On November 22, alternative financing startup Pipe announced that its three co-founders were go down of his executive duties and that the search for a new “veteran” CEO had begun.
In an exclusive interview, co-founder and former co-CEO Harry Hurst told TechCrunch that the trio were “0-1 builders, not operators at scale.” He said that the company’s income was growing year after year and that the company had a five-year history.
However, finding the right successor could take a while. To begin with, Pipe, who has raised more than $300 million of investors since it was founded in 2019, it has only one outside board member in Peter Ackerson, a general partner at Fin Capital, who became a VC just three years ago. Hurst and his fellow founders Josh Mangel and Zain Allarakhia are the only other directors on the board.
Furthermore, detractors seem intent on raising questions about the way the business has been run. Since that article was published, multiple sources who wished to remain anonymous, including an investor who says he stopped investing in the startup in its early days, have said they have “heard” that Pipe made roughly $80 million in loans to one or more various crypto mining companies. The team or teams have since gone out of business and the $80 million is believed to have been paid off entirely, these people said.
Asked about the complaints, a company spokesperson told TechCrunch that Pipe did not issue $80 million worth of loans to crypto mining companies and that Pipe did not have to fully “write off” any related receivables. Instead, he confirmed that Pipe “has provided access to funding to crypto mining hosting companies” and said: when asked if Pipe had lost no amount of money in loans to crypto mining entities: that, as a private company, Pipe does not share the finances of your company.
The startup declined to name its crypto mining-related clients, but notably, Pipe had a public partnership with Compass Mininga now-beleaguered crypto mining firm that is reportedly facing its own fair share of struggles.
There are other complaints. One source alleged that Hurst and the other two founders sold millions of dollars worth of their own shares in a secondary sale, a practice that has become quite common during the pandemic at many young companies. (The founder of Hopin, also founded in 2019, would have cashed in shares worth at least $195 million.) When we asked Hurst last week how much investors had let the co-founders take off the table, he declined to answer.
A fintech investor also raised questions about the sophistication of Pipe’s technology. When asked if there were any issues related to Pipe’s underlying loans, the company spokesperson said: “While we have seen some defaults on the platform like many fintechs in this current macro environment, we do not expect buy-side investors to experience losses that have not yet been communicated to them or part of the broader risk profile communicated by the company.”

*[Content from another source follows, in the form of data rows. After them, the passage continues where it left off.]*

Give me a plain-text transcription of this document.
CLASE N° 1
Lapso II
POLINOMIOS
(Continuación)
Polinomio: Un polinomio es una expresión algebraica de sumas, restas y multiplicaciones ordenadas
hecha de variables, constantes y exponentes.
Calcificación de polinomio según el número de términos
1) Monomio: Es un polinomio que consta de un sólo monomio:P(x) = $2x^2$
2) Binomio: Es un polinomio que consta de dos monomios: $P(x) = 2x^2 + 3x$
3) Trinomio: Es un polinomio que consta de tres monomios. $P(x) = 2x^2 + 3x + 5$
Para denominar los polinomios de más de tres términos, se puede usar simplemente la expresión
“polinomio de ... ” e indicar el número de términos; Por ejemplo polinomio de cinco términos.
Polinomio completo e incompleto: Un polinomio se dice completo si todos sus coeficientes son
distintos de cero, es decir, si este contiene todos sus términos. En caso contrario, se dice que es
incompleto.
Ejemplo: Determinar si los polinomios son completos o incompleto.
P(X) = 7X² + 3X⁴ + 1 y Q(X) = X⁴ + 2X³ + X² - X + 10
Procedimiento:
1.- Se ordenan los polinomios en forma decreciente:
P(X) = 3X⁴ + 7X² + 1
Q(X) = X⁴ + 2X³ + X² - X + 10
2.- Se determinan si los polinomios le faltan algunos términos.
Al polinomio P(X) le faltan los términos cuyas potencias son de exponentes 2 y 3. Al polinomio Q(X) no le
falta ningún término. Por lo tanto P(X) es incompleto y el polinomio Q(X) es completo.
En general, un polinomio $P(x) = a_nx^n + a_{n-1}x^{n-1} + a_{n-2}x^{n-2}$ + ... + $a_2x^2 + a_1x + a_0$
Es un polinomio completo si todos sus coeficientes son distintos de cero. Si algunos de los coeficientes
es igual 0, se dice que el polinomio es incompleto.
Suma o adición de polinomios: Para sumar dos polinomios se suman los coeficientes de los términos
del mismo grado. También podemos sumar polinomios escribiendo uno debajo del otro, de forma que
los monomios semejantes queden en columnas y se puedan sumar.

Hurst has apparently been hearing about the conjecture surrounding his company. in a Twitter thread last night, he railed against “venture capitalists and others who hate our company based on hearsay. It’s pretty obvious that there are bad actors with their own agendas spreading BS without regard for the people it harms.” He also wrote: “As a leader, I will not let this noise distract us or undermine the incredible hard work our team puts in to achieve our mission of empowering companies around the world to grow on their terms.”
Meanwhile, the CEO search continues. Indeed, the Pipe spokesperson today reiterated what the company said publicly last week, that “Joseph [Mangel] he is now interim CEO and Harry is still with the company in his new capacity as vice president. They both want to see Pipe reach his full potential and are committed to finding a new CEO as reported and announced…”

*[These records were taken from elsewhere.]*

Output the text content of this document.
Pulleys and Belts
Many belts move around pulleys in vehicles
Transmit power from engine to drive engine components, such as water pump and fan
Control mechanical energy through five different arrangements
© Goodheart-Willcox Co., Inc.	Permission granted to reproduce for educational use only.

Once Pipe’s new CEO is named, he added, that person will take over from Hurst on the board.
As for who is helping with the search, he said the answer is that “Many of Pipe’s stakeholders are part of the CEO search process, including senior managers and investors.”
In addition to Fin Capital, other venture capitalists who will lead investments in Pipe by their investment firms include Marlon Nichols, managing director of MaC Venture Capital, and Ashton Newhall, a longtime Greenspring Associates investor and now partner. of StepStone Group, which acquired Greenspring in September of last year.

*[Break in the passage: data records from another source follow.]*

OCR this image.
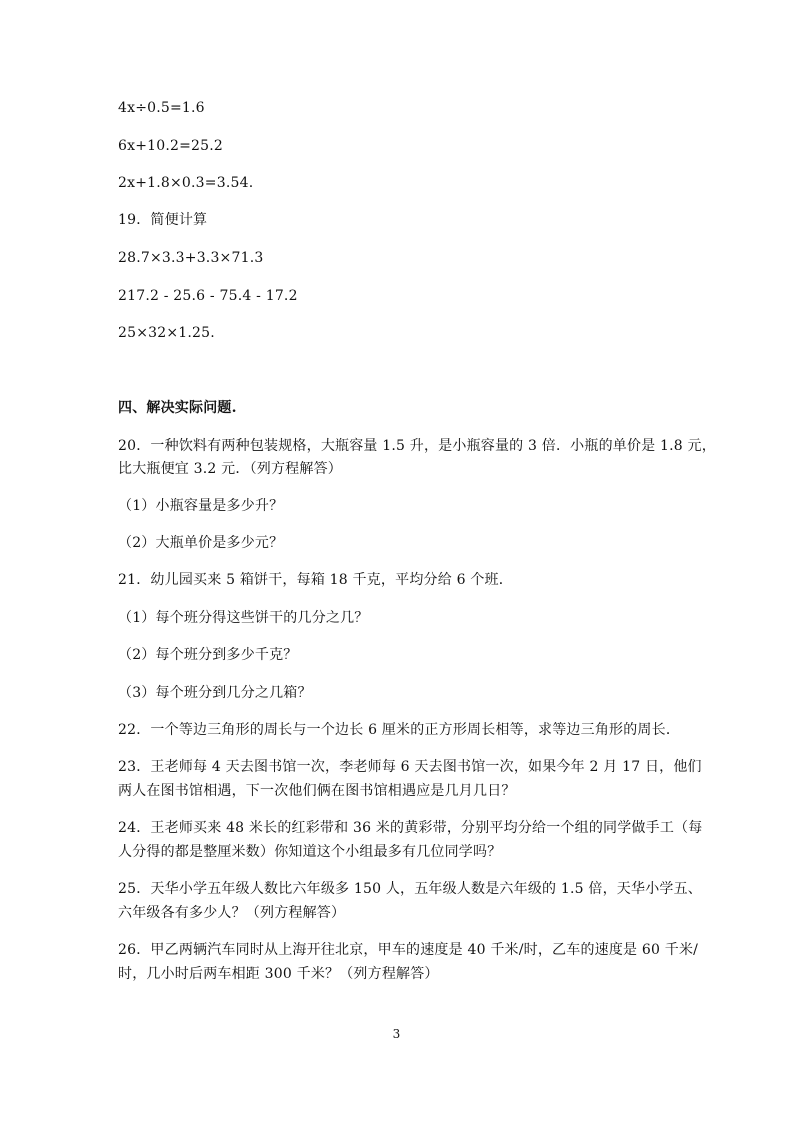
4x÷0.5=1.6
6x+10.2=25.2
2x+1.8×0.3=3.54.
19．简便计算
28.7×3.3+3.3×71.3
217.2 - 25.6 - 75.4 - 17.2
25×32×1.25.
四、解决实际问题.
20．一种饮料有两种包装规格，大瓶容量 1.5 升，是小瓶容量的 3 倍．小瓶的单价是 1.8 元，
比大瓶便宜 3.2 元．（列方程解答）
（1）小瓶容量是多少升？
（2）大瓶单价是多少元？
21．幼儿园买来 5 箱饼干，每箱 18 千克，平均分给 6 个班．
（1）每个班分得这些饼干的几分之几？
（2）每个班分到多少千克？
（3）每个班分到几分之几箱？
22．一个等边三角形的周长与一个边长 6 厘米的正方形周长相等，求等边三角形的周长．
23．王老师每 4 天去图书馆一次，李老师每 6 天去图书馆一次，如果今年 2 月 17 日，他们
两人在图书馆相遇，下一次他们俩在图书馆相遇应是几月几日？
24．王老师买来 48 米长的红彩带和 36 米的黄彩带，分别平均分给一个组的同学做手工（每
人分得的都是整厘米数）你知道这个小组最多有几位同学吗？
25．天华小学五年级人数比六年级多 150 人，五年级人数是六年级的 1.5 倍，天华小学五、
六年级各有多少人？（列方程解答）
26．甲乙两辆汽车同时从上海开往北京，甲车的速度是 40 千米/时，乙车的速度是 60 千米/
时，几小时后两车相距 300 千米？（列方程解答）
3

None responded to requests for comment.
Another Pipe investor, Matthew Cowan of Next47 Capital, told TechCrunch that he was “not allowed to comment.”
Other company backers include Morgan Stanley’s Counterpoint Global, CreditEase FinTech Investment Fund, 3L, Japan’s SBI Investment, Marc Benioff, Alexis Ohanian’s Seven Seven Six, Republic and Craft Ventures, which led the $6 million Initial funding in February 2020.
Meanwhile, a D-shape signed by Pipe’s lead attorney, Peter Chiaro, with the US Securities and Exchange Commission in late September, reveals that the company recently secured $7.12 million in debt financing, which could be interpreted as a positive alternative to the kind of highly structured internal round that many startups are currently closing.
Pipe co-founder and chief commercial officer Michal Cieplinski, whose name was not listed in the company’s announcement last week, was listed as Pipe’s “CEO” in the filing, declining to disclose his income range.